Dworkin’s primary discipline was, of course, law, and so his purpose had been to explore philosophical investigations into the conceptual basis of legal argumentation. To those outside the legal academy, this might be off-putting and of dubious relevance at first glance as well as render some of his material difficult to follow for the uninitiated. However, the effort is rewarded for all those concerned with bioethics for two reasons: Firstly, he usually addressed issues of central concern to the field and, secondly, he was a wonderful writer. Indeed, one blog contributor suggests (kindly) that sometimes the beauty of his prose could mask an unsatisfactory argument (Bertram 2013). Another conservative critic (the late Robert H. Bork, quoted in Dworkin’s New York Times obituary by Liptak 2013) said that, whatever the route taken, Dworkin would always come up with a liberal interpretation of the U.S. Constitution, the Constitution being the main subject of Dworkin’s work (Bork 1990). But the nature of interpretation itself was also one of Dworkin’s major foci, especially in Justice for Hedgehogs.
To this reader, it was Dworkin’s meditations on the jurisprudence of death and dying that was so worthy of, at the very least, “cherry-picking” for the poetic insights that go beyond law and ethics to wider, almost spiritual significance. Maybe, thereby, there was the possibility to try and better understand the intellectual project in question—namely, always to defend a kind and inclusive liberality, a true liberalism, more in the English sense than the American. (Dworkin’s political mission appears to have been anything but laissez faire and seemed social democratic, which would earn the label “liberal” from many in the United States.) Indeed Bork saw him as a liberal moral relativist but, writing in 1997, did not live to see the unifying work of Hedgehogs (Liptak 2013).
But if people retain the self-consciousness and self-respect that is the greatest achievement of our species, they will let neither science nor nature simply take its course, but will struggle to express, in the laws they make as citizens and the choice they make as people, the best understanding they can reach of why human life is sacred, and the proper place of freedom in its dominion (Dworkin 1993, 241).
Death has dominion because it is not only the start of nothing but the end of everything, and how we think and talk about dying—the emphasis we put on dying with “dignity”—shows how important it is that life ends appropriately, that death keeps faith with the way we want to have lived (Dworkin 1993, 199).
Most importantly Dworkin posits that we all agree that life is sacred, even if we have different ways of expressing that sacredness.
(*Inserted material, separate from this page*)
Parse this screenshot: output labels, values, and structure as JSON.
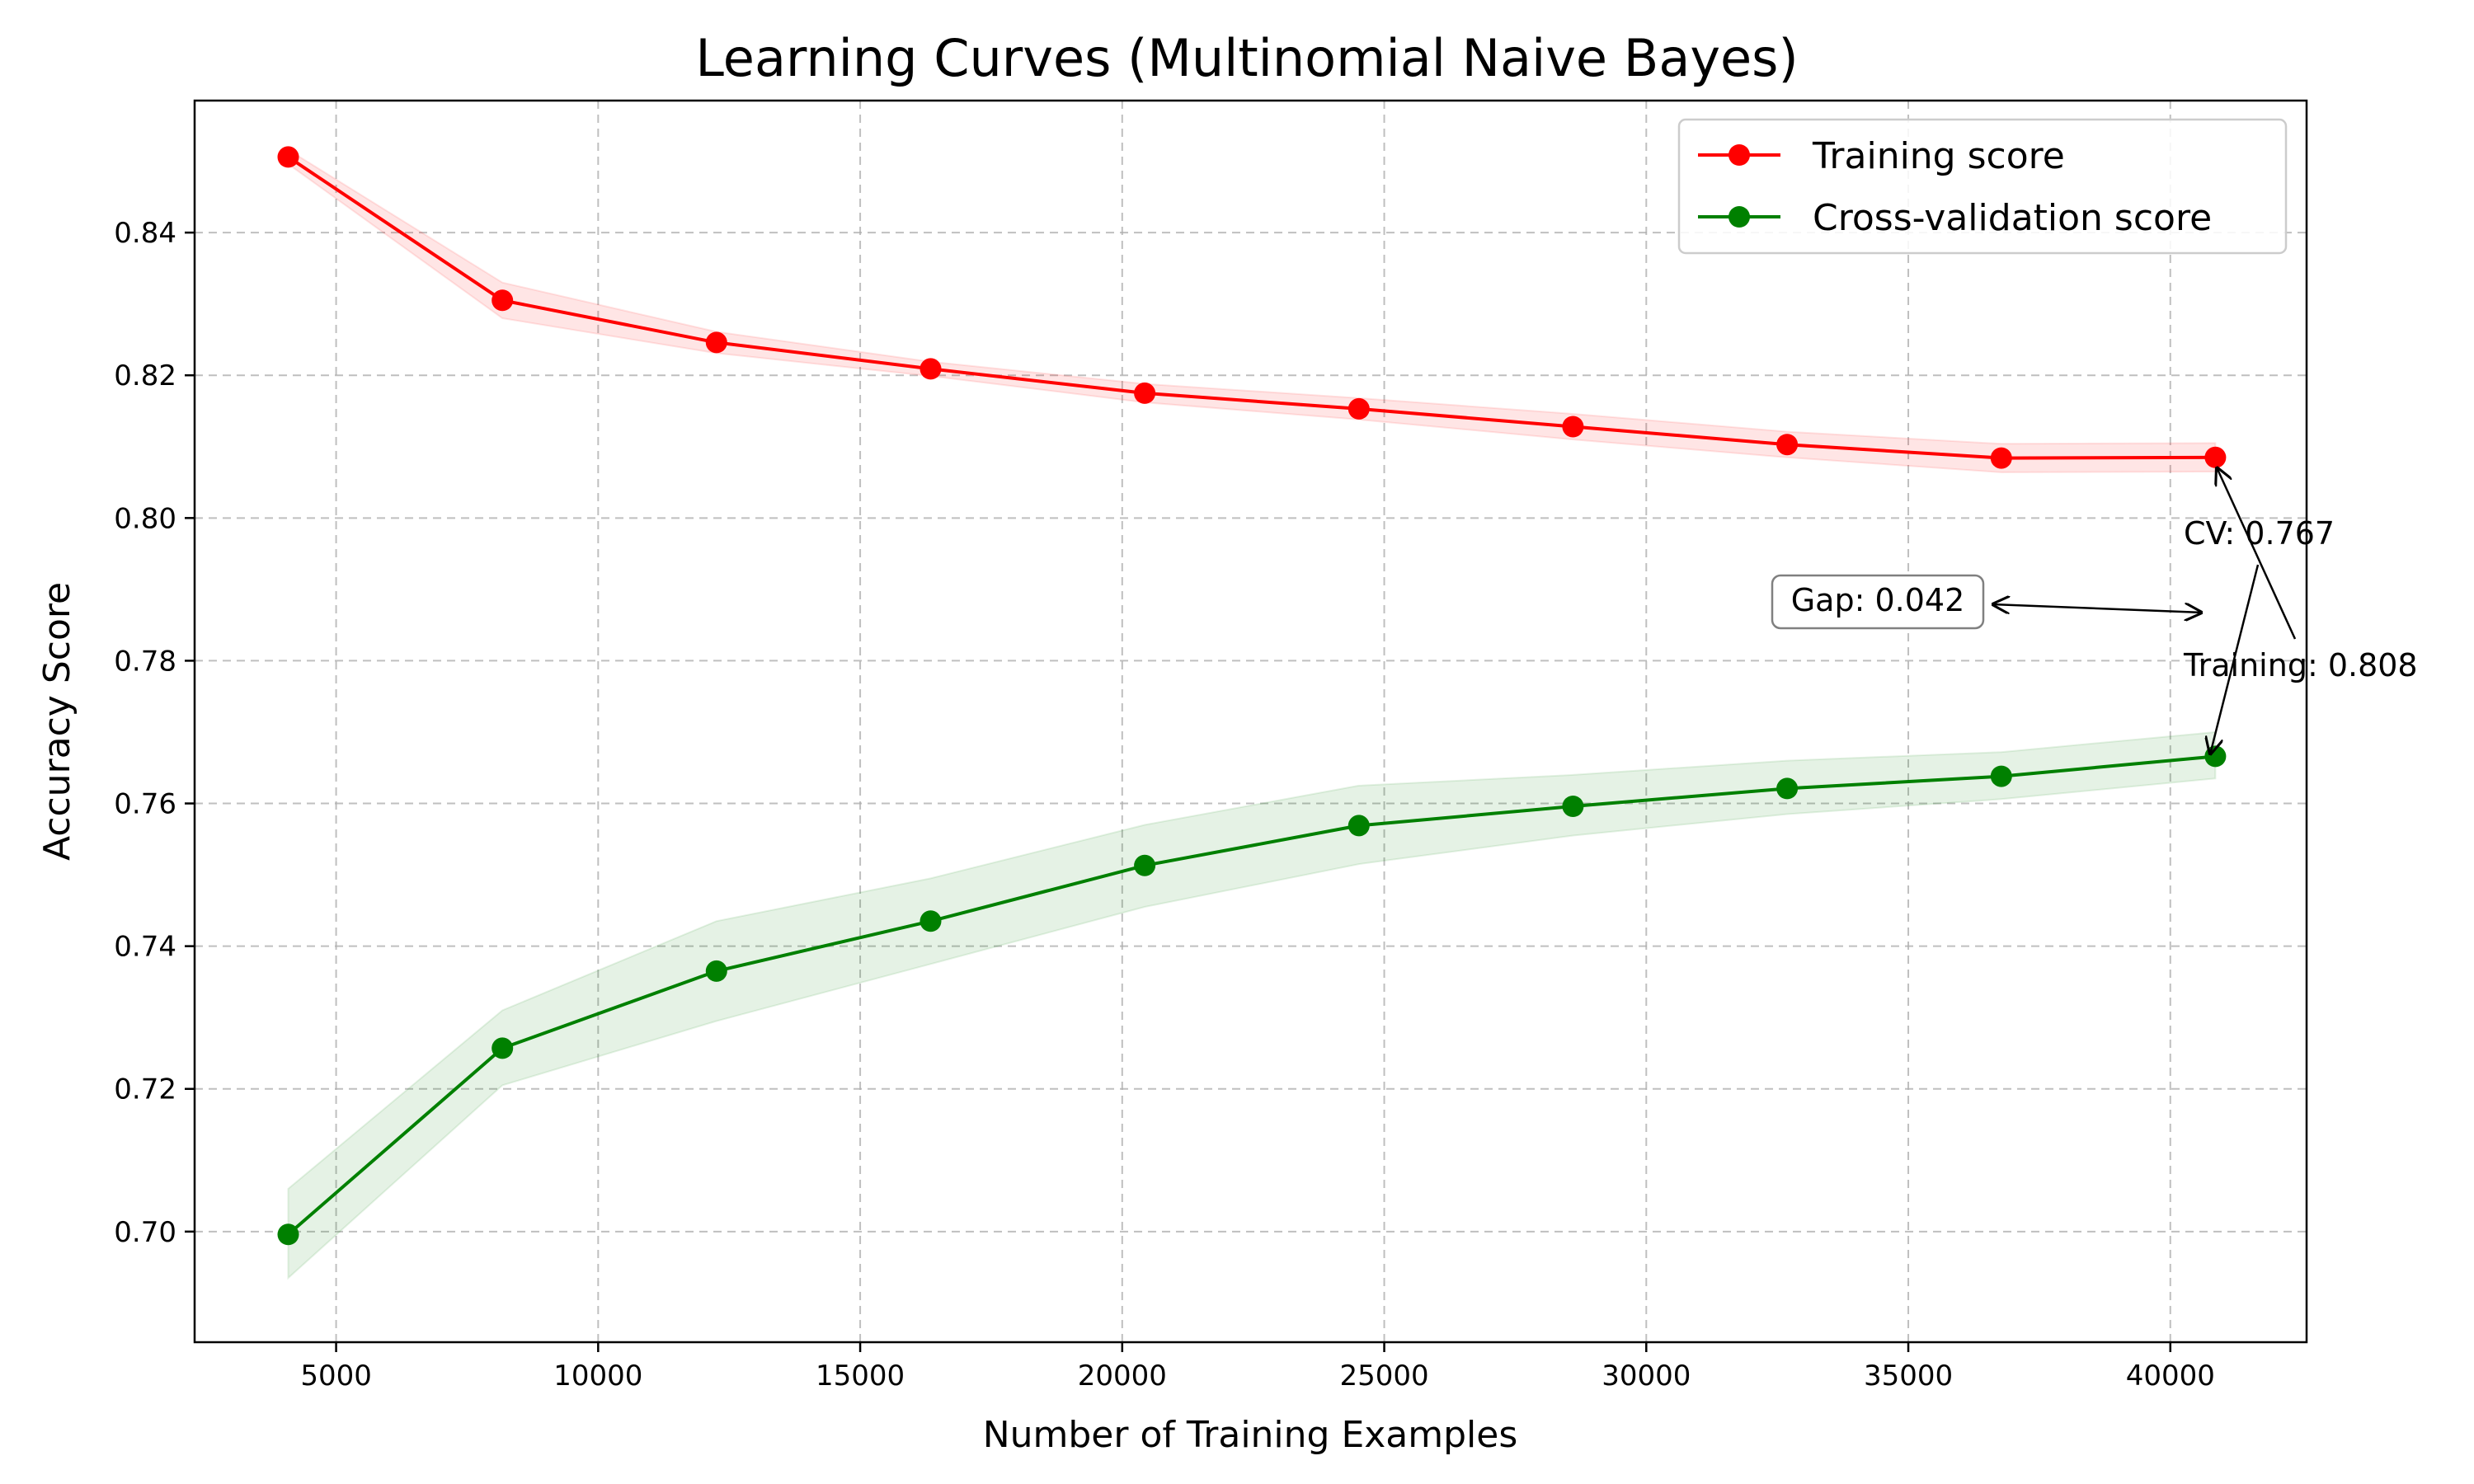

He saw in these difficult and weighty decisions that the freedom to make the choices at all is what the state (and the U.S. Constitution) must grant us, and this in itself is a dignity issue.
All teachers of ethics are at pains to point out that law and ethics are not the same thing. Nonetheless, some of the best in-depth scholarly consideration of the ethics of death and dying are to be found in legal cases and legal scholarship. Dworkin is the most eminent literary and philosophical example of this (Dworkin 1997; Dworkin et al. 1997).
The most arresting focus for life is death. We study a life best retrospectively, as it appears near its end. Then we cannot escape the question whether the joys and tears, the glitter and prizes and treats, have come to anything that can quiet the dread or do more than mock the silliness of having cared (Dworkin 2011, 420).
Amen to that. As Quakers might say, his life (work) spoke.